Hierarchical Multi-Label Classification of Online Vaccine Concerns
Chloe Qinyu Zhu, Rickard Stureborg, Bhuwan Dhingra
TL;DR
The paper tackles the challenge of detecting evolving online vaccine concerns using a zero-shot, hierarchical multi-label approach grounded in the VaxConcerns taxonomy. It evaluates seven prompting strategies across multiple large language models, introducing format demonstrations to improve output reliability and conducting a cost-performance analysis to identify Pareto-optimal designs.

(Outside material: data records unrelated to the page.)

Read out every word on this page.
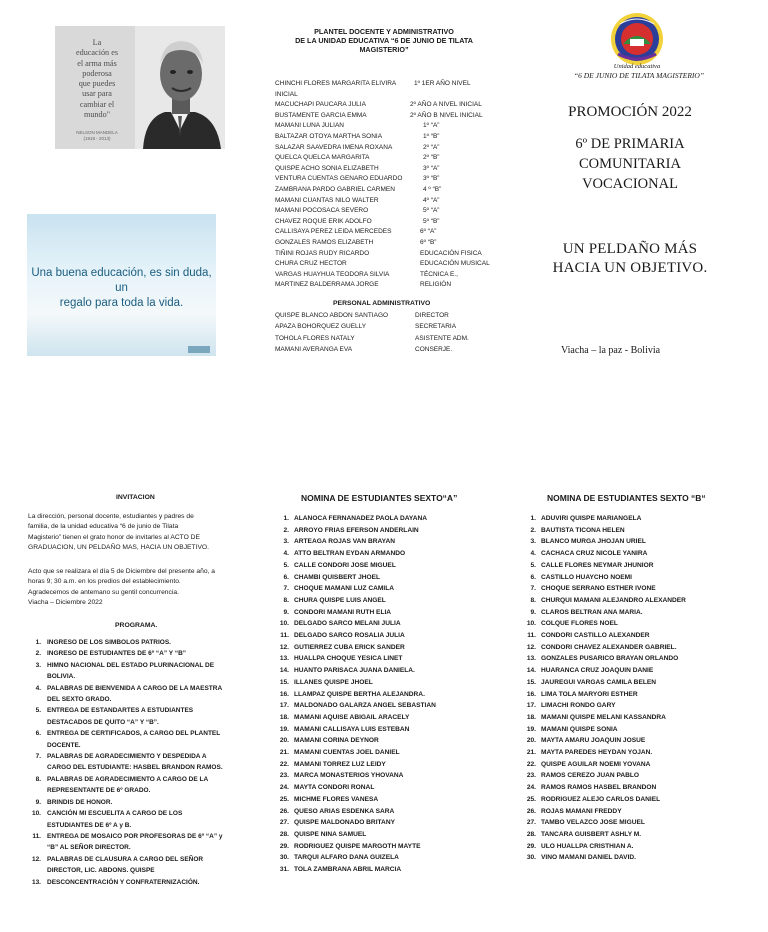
La
educación es
el arma más
poderosa
que puedes
usar para
cambiar el
mundo"
NELSON MANDELA
(1918 - 2013)
Una buena educación, es sin duda, un
regalo para toda la vida.

PLANTEL DOCENTE Y ADMINISTRATIVO
DE LA UNIDAD EDUCATIVA “6 DE JUNIO DE TILATA
MAGISTERIO”
PERSONAL ADMINISTRATIVO
Unidad educativa
“6 DE JUNIO DE TILATA MAGISTERIO”
PROMOCIÓN 2022
6º DE PRIMARIA
COMUNITARIA
VOCACIONAL
UN PELDAÑO MÁS
HACIA UN OBJETIVO.
Viacha – la paz - Bolivia
INVITACION
La dirección, personal docente, estudiantes y padres de
familia, de la unidad educativa “6 de junio de Tilata
Magisterio” tienen el grato honor de invitarles al ACTO DE
GRADUACION, UN PELDAÑO MAS, HACIA UN OBJETIVO.
Acto que se realizara el día 5 de Diciembre del presente año, a
horas 9; 30 a.m. en los predios del establecimiento.
Agradecemos de antemano su gentil concurrencia.
Viacha – Diciembre 2022
PROGRAMA.
1. INGRESO DE LOS SIMBOLOS PATRIOS.
2. INGRESO DE ESTUDIANTES DE 6º “A” Y “B”
3. HIMNO NACIONAL DEL ESTADO PLURINACIONAL DE
BOLIVIA.
4. PALABRAS DE BIENVENIDA A CARGO DE LA MAESTRA
DEL SEXTO GRADO.
5. ENTREGA DE ESTANDARTES A ESTUDIANTES
DESTACADOS DE QUITO “A” Y “B”.
6. ENTREGA DE CERTIFICADOS, A CARGO DEL PLANTEL
DOCENTE.
7. PALABRAS DE AGRADECIMIENTO Y DESPEDIDA A
CARGO DEL ESTUDIANTE: HASBEL BRANDON RAMOS.
8. PALABRAS DE AGRADECIMIENTO A CARGO DE LA
REPRESENTANTE DE 6º GRADO.
9. BRINDIS DE HONOR.
10. CANCIÓN MI ESCUELITA A CARGO DE LOS
ESTUDIANTES DE 6º A y B.
11. ENTREGA DE MOSAICO POR PROFESORAS DE 6º “A” y
“B” AL SEÑOR DIRECTOR.
12. PALABRAS DE CLAUSURA A CARGO DEL SEÑOR
DIRECTOR, LIC. ABDONS. QUISPE
13. DESCONCENTRACIÓN Y CONFRATERNIZACIÓN.
NOMINA DE ESTUDIANTES SEXTO“A”
1. ALANOCA FERNANADEZ PAOLA DAYANA
2. ARROYO FRIAS EFERSON ANDERLAIN
3. ARTEAGA ROJAS VAN BRAYAN
4. ATTO BELTRAN EYDAN ARMANDO
5. CALLE CONDORI JOSE MIGUEL
6. CHAMBI QUISBERT JHOEL
7. CHOQUE MAMANI LUZ CAMILA
8. CHURA QUISPE LUIS ANGEL
9. CONDORI MAMANI RUTH ELIA
10. DELGADO SARCO MELANI JULIA
11. DELGADO SARCO ROSALIA JULIA
12. GUTIERREZ CUBA ERICK SANDER
13. HUALLPA CHOQUE YESICA LINET
14. HUANTO PARISACA JUANA DANIELA.
15. ILLANES QUISPE JHOEL
16. LLAMPAZ QUISPE BERTHA ALEJANDRA.
17. MALDONADO GALARZA ANGEL SEBASTIAN
18. MAMANI AQUISE ABIGAIL ARACELY
19. MAMANI CALLISAYA LUIS ESTEBAN
20. MAMANI CORINA DEYNOR
21. MAMANI CUENTAS JOEL DANIEL
22. MAMANI TORREZ LUZ LEIDY
23. MARCA MONASTERIOS YHOVANA
24. MAYTA CONDORI RONAL
25. MICHME FLORES VANESA
26. QUESO ARIAS ESDENKA SARA
27. QUISPE MALDONADO BRITANY
28. QUISPE NINA SAMUEL
29. RODRIGUEZ QUISPE MARGOTH MAYTE
30. TARQUI ALFARO DANA GUIZELA
31. TOLA ZAMBRANA ABRIL MARCIA
NOMINA DE ESTUDIANTES SEXTO “B“
1. ADUVIRI QUISPE MARIANGELA
2. BAUTISTA TICONA HELEN
3. BLANCO MURGA JHOJAN URIEL
4. CACHACA CRUZ NICOLE YANIRA
5. CALLE FLORES NEYMAR JHUNIOR
6. CASTILLO HUAYCHO NOEMI
7. CHOQUE SERRANO ESTHER IVONE
8. CHURQUI MAMANI ALEJANDRO ALEXANDER
9. CLAROS BELTRAN ANA MARIA.
10. COLQUE FLORES NOEL
11. CONDORI CASTILLO ALEXANDER
12. CONDORI CHAVEZ ALEXANDER GABRIEL.
13. GONZALES PUSARICO BRAYAN ORLANDO
14. HUARANCA CRUZ JOAQUIN DANIE
15. JAUREGUI VARGAS CAMILA BELEN
16. LIMA TOLA MARYORI ESTHER
17. LIMACHI RONDO GARY
18. MAMANI QUISPE MELANI KASSANDRA
19. MAMANI QUISPE SONIA
20. MAYTA AMARU JOAQUIN JOSUE
21. MAYTA PAREDES HEYDAN YOJAN.
22. QUISPE AGUILAR NOEMI YOVANA
23. RAMOS CEREZO JUAN PABLO
24. RAMOS RAMOS HASBEL BRANDON
25. RODRIGUEZ ALEJO CARLOS DANIEL
26. ROJAS MAMANI FREDDY
27. TAMBO VELAZCO JOSE MIGUEL
28. TANCARA GUISBERT ASHLY M.
29. ULO HUALLPA CRISTHIAN A.
30. VINO MAMANI DANIEL DAVID.
CHINCHI FLORES MARGARITA ELIVIRA	1º 1ER AÑO NIVEL
INICIAL
MACUCHAPI PAUCARA JULIA	2º AÑO A NIVEL INICIAL
BUSTAMENTE GARCIA EMMA	2º AÑO B NIVEL INICIAL
MAMANI LUNA JULIAN	1º “A”
BALTAZAR OTOYA MARTHA SONIA	1º “B”
SALAZAR SAAVEDRA IMENA ROXANA	2º “A”
QUELCA QUELCA MARGARITA	2º “B”
QUISPE ACHO SONIA ELIZABETH	3º “A”
VENTURA CUENTAS GENARO EDUARDO	3º “B”
ZAMBRANA PARDO GABRIEL CARMEN	4 º “B”
MAMANI CUANTAS NILO WALTER	4º “A”
MAMANI POCOSACA SEVERO	5º “A”
CHAVEZ ROQUE ERIK ADOLFO	5º “B”
CALLISAYA PEREZ LEIDA MERCEDES	6º “A”
GONZALES RAMOS ELIZABETH	6º “B”
TIÑINI ROJAS RUDY RICARDO	EDUCACIÓN FISICA
CHURA CRUZ HECTOR	EDUCACIÓN MUSICAL
VARGAS HUAYHUA TEODORA SILVIA	TÉCNICA E.,
MARTINEZ BALDERRAMA JORGE	RELIGIÓN
QUISPE BLANCO ABDON SANTIAGO	DIRECTOR
APAZA BOHORQUEZ GUELLY	SECRETARIA
TOHOLA FLORES NATALY	ASISTENTE ADM.
MAMANI AVERANGA EVA	CONSERJE.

The standout result is GPT-4 with multi-pass binary prompting achieving an $F1$ score of 78.65, outperforming the best crowdworker baselines, with additional insights into cheaper, near-equivalent configurations. The work provides practical guidance for public health surveillance systems aiming to monitor misinformation at scale while balancing cost and accuracy.
Abstract
Vaccine concerns are an ever-evolving target, and can shift quickly as seen during the COVID-19 pandemic. Identifying longitudinal trends in vaccine concerns and misinformation might inform the healthcare space by helping public health efforts strategically allocate resources or information campaigns. We explore the task of detecting vaccine concerns in online discourse using large language models (LLMs) in a zero-shot setting without the need for expensive training datasets. Since real-time monitoring of online sources requires large-scale inference, we explore cost-accuracy trade-offs of different prompting strategies and offer concrete takeaways that may inform choices in system designs for current applications. An analysis of different prompting strategies reveals that classifying the concerns over multiple passes through the LLM, each consisting a boolean question whether the text mentions a vaccine concern or not, works the best. Our results indicate that GPT-4 can strongly outperform crowdworker accuracy when compared to ground truth annotations provided by experts on the recently introduced VaxConcerns dataset, achieving an overall F1 score of 78.7%.